I was able to reproduce the issue with a macOS client as well. When the network connection drops, the TurboVNC Viewer will eventually time out and ask if you want to reconnect, but the TurboVNC Server hangs onto the connection for some reason. That is true regardless of whether the 2.2.x or 3.0.x flow control algorithms are used. It's just that the 3.0.x flow control algorithms apparently have a bug that causes an infinite loop when that happens, which ties up the TurboVNC X server and prevents the viewer from reconnecting. With the 2.2.x algorithms, the viewer can reconnect, but the original connection is still active for some reason. (So really there are two bugs at work here.) Note that, to make this occur reliably, I have to run an application (such as a video player, or vglrun -sp /opt/VirtualGL/bin/glxspheres64 if you have VirtualGL installed) that constantly draws something to the TurboVNC X server. This is because the viewer and the server can only detect network interruptions if they are trying to send or receive something. I'll keep you posted as I learn more about the issue.

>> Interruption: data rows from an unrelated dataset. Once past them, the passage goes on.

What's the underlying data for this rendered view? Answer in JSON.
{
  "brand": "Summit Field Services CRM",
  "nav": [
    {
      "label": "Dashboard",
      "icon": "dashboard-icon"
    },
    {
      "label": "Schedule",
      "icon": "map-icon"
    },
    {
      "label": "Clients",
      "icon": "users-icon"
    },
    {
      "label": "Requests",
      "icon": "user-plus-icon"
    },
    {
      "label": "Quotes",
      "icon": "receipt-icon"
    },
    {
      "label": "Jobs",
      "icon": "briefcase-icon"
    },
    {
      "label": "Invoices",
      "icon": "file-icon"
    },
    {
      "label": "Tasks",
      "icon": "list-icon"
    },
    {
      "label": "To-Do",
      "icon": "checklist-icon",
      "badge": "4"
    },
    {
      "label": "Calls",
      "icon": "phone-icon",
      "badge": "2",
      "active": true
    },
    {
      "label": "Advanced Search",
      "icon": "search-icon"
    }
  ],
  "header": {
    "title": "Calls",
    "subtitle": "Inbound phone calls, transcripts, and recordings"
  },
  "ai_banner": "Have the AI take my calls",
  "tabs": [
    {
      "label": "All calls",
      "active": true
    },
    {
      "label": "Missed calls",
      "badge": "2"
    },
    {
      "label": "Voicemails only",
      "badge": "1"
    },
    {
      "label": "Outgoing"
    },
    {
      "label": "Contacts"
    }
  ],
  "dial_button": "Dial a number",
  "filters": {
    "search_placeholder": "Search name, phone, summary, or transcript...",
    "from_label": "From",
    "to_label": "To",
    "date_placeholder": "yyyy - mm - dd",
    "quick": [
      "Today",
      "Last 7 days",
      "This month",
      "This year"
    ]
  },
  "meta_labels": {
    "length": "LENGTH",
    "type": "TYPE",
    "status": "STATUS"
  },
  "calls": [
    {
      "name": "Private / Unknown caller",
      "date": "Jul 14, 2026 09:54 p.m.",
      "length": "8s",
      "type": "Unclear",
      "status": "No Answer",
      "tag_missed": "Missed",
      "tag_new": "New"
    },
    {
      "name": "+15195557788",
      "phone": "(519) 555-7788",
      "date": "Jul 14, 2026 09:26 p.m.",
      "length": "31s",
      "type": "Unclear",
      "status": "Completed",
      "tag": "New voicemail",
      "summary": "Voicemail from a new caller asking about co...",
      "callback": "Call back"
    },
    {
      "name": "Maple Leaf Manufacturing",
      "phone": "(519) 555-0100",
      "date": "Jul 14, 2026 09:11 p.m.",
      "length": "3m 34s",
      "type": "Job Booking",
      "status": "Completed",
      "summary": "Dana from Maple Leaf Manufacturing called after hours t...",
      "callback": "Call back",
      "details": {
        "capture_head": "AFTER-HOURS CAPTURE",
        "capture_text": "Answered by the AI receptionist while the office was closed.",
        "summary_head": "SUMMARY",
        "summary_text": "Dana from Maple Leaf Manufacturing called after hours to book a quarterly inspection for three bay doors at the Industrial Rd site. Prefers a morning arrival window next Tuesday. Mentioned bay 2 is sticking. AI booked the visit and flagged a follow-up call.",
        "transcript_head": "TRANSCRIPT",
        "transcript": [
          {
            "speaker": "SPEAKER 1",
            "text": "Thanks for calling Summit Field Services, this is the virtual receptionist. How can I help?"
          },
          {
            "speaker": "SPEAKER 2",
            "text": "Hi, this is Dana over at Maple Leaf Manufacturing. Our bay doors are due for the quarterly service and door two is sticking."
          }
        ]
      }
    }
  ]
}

dcommander commented 1 year ago

New data points:

techdude commented 1 year ago

Yeah, that matches with what I've been seeing as well. I suppose I've come to think if it pops up within 1-5 minutes that it's working fine so I've only really considered it truly frozen if it takes much longer to unfreeze.

dcommander commented 1 year ago

Should be fixed now in the latest pre-release builds. Please test it.

techdude commented 1 year ago

Thanks, I'll try out the pre-release build.

techdude commented 1 year ago

I've tried it out for several days now without issues. It looks like it is resolved now. Thanks for looking into this!

brandonbiggs commented 1 year ago

Did this make it into the 3.0.3 release or is it planned for a future release?

dcommander commented 1 year ago

@brandonbiggs Yes, it's in 3.0.3.